= The Last Act =

Short story by Roald Dahl

"The Last Act" is a 1966 short story by Roald Dahl, described by its author as an attempt to write about "murder by fucking." It was first published in the January 1966 issue of Playboy, having been rejected by The New Yorker because of its disturbing content. It was later included in the collection Switch Bitch, published in 1974 by Michael Joseph Ltd.

==Synopsis==
Middle-aged New York widow Anna Cooper has been contemplating suicide after losing her beloved husband Ed in a car accident, but begins to feel life may be worth living again after helping out in a friend's adoption agency. While visiting Dallas, Texas alone on agency business, Anna starts to feel uneasy and vulnerable. She remembers that an old flame, Dr. Conrad Kreuger, lives in Dallas, and telephones him from her hotel. Anna and Conrad had been high school sweethearts, but Anna had left Conrad to marry Ed, and Conrad had married another woman soon afterwards. Conrad seems pleased to hear from Anna, and suggests they meet in her hotel's bar for a drink.

When he arrives, Anna learns that Conrad is a gynecologist and is now divorced. While he appears sympathetic when Anna describes her emotional fragility, he reveals he still feels bitter about the way she had jilted him. Nevertheless, Conrad suggests that he and Anna might have "a bit of unfinished business." Anna has drunk several martinis, and lets Conrad take her to her hotel room.

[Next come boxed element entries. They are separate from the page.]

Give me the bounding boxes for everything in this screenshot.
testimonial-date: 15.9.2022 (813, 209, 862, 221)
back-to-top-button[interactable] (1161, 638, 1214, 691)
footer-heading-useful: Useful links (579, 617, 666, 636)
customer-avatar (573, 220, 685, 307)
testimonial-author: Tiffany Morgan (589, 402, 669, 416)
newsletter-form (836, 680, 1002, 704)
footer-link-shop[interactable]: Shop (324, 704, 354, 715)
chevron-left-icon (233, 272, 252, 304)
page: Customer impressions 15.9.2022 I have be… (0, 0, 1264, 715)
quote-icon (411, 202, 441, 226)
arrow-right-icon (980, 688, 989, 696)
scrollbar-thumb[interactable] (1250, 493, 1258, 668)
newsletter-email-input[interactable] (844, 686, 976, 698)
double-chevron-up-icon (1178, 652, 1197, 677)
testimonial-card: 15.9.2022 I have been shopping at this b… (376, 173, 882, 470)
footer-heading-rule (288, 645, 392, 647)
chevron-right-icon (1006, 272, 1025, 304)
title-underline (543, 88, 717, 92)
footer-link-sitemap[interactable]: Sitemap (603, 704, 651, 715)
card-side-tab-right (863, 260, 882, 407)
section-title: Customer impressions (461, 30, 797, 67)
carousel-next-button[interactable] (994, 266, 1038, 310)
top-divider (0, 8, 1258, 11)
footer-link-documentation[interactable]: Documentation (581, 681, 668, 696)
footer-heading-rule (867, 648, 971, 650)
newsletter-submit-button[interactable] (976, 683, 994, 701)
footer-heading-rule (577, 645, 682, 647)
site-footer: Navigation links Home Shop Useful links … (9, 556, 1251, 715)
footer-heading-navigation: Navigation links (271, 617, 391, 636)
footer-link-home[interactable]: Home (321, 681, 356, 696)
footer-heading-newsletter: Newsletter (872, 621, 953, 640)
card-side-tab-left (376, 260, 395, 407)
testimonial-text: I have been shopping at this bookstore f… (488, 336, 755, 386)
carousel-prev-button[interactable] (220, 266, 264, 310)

They prepare to make love, but Conrad suddenly becomes aggressive, pinning Anna down on the bed and "diagnosing" her as having menopausal symptoms. When Anna begins screaming, Conrad pushes her to the floor, and she staggers, sobbing, to the bathroom, shutting the door behind her. When Conrad – who has evidently planned revenge on Anna for breaking up with him – hears her open the bathroom cabinet, he quickly dresses and leaves the room (the implication is that Anna will commit suicide by cutting her wrists with a razor blade).

==Reception==
Dahl's biographer, Jeremy Treglown, states that "The Last Act" is a story that Dahl "would have done better to have scrapped... While the fiction is far from drawing readers into admiring Conrad, and its sympathies remain painfully with Anna, it has no purpose as a mechanism other than to lead to a crudely sensationalist conclusion." Philosophy professor Bert Olivier analysed the story in some depth in his book Philosophy and Communication.